# Egg size



## LisaNewTumbler (Jun 24, 2013)

Funny thing happened.

A while back my Lahore hen paired with a large king/tumber/? mix laid her first clutch since I've had her.

I replace with fake eggs. And I noticed how huge the eggs where. Which made sense since the eggs were standard and the birds were large...

Same hen paired with a different cock, but equally huge - they just laid recently and the eggs were actually smaller than the fake ones...

So
Big bird + big bird = big eggs

Big bird + big bird = small eggs??

Any thoughts


----------



## AZCorbin (Feb 28, 2011)

I've noticed much variations amongst breeds and individuals within a single breed.
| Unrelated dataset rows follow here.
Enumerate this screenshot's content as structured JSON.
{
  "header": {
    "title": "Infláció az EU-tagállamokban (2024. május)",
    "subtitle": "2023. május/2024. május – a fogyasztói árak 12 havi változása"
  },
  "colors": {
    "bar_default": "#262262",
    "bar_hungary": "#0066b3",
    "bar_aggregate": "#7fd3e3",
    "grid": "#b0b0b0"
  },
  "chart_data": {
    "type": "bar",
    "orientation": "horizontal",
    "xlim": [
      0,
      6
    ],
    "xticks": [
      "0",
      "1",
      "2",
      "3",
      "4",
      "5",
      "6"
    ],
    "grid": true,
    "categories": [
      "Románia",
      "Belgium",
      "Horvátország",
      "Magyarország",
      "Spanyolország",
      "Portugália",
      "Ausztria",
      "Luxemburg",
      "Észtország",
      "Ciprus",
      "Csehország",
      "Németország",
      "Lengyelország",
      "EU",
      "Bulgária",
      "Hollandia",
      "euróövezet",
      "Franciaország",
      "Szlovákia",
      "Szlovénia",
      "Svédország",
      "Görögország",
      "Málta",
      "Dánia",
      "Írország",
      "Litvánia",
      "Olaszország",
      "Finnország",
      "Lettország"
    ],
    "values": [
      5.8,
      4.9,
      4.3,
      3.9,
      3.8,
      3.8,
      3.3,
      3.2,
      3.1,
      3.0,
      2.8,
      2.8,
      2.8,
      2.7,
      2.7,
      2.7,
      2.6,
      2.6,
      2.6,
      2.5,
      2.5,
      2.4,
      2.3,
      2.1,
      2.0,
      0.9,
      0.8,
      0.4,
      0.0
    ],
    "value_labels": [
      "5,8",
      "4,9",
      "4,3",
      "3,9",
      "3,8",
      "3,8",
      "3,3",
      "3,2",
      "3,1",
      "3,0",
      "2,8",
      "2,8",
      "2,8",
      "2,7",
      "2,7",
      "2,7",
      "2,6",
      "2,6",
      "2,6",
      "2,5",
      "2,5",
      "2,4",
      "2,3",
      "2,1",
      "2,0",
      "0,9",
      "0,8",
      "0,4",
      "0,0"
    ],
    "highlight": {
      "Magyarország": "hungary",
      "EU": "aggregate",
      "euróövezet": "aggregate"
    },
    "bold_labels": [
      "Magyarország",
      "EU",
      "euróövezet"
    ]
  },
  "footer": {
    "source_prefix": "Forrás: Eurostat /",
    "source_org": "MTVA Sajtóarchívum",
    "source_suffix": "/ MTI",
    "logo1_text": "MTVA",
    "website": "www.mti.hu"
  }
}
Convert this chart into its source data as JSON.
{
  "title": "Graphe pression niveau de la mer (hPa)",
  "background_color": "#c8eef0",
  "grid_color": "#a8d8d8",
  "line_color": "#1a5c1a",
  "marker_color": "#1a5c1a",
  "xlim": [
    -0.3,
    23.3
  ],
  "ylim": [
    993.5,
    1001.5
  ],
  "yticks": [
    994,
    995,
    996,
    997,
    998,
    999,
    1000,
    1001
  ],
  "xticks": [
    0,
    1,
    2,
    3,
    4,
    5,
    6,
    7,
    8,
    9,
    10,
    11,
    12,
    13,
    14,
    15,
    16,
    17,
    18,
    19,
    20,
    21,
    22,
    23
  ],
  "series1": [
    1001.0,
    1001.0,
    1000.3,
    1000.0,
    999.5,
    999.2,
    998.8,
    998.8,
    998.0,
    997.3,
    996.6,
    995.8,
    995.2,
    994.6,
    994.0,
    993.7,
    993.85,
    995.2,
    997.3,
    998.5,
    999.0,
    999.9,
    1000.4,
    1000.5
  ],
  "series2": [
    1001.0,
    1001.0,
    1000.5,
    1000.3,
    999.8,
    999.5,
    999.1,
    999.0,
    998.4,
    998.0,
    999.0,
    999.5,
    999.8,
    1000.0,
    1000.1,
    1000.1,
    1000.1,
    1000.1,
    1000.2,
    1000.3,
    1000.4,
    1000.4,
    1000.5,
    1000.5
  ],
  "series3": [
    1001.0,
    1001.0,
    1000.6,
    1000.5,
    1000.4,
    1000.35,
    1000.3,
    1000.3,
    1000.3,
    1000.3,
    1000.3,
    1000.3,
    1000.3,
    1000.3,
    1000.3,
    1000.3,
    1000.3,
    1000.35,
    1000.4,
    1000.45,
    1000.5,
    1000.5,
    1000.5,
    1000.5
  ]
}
Most of my eggs weigh between 15 and 17 grams. Some are more pointy some rounded. Sometimes you will see variations between the first and second egg. However generally I can tell between 3 of our breeds last year based on looks alone. For instance our Tipplers are generally what I would call standard: one end slightly pointed. Our NY Flying Flights are shorter and more rounded which is odd because the birds themselves are less rounded and longer than Tipplers. 

Below is a picture I took last year. From Top-bottom: California Kingsnake, "Feral" however I am pretty sure it is pure Homer, Flying Tippler, Iraqi Basrawi, and New York Flying Flight.

_I mark good eggs with pencil, this was end of season throw out(dog food) eggs._

Here is a 'Peanut Egg from a 2009 NY Flight


Below is an egg from the same 'Peanut' laying hen above. This one is even smaller and was either layed empty or drained through it's coarse shell. This egg is from just the other week, it is sitting next to a wooden egg which is Homer sized. Funny thing is she actually just layed two good size eggs. Perhaps the Red Cell is working!


----------



## LisaNewTumbler (Jun 24, 2013)

great pics  thank you


----------



## LisaNewTumbler (Jun 24, 2013)

Here's the smaller egg near a fake- from the same hen with the second male










The ones from when she was paired with the other were exactly same shape as the fake ones, but bigger.

I don;t suppose you can guess breed from it?? (long shot but hey!)

here's the couple - lahore + rescue male


----------



## AZCorbin (Feb 28, 2011)

That egg looks good and healthy, I wouldn't be concerned with the size.


----------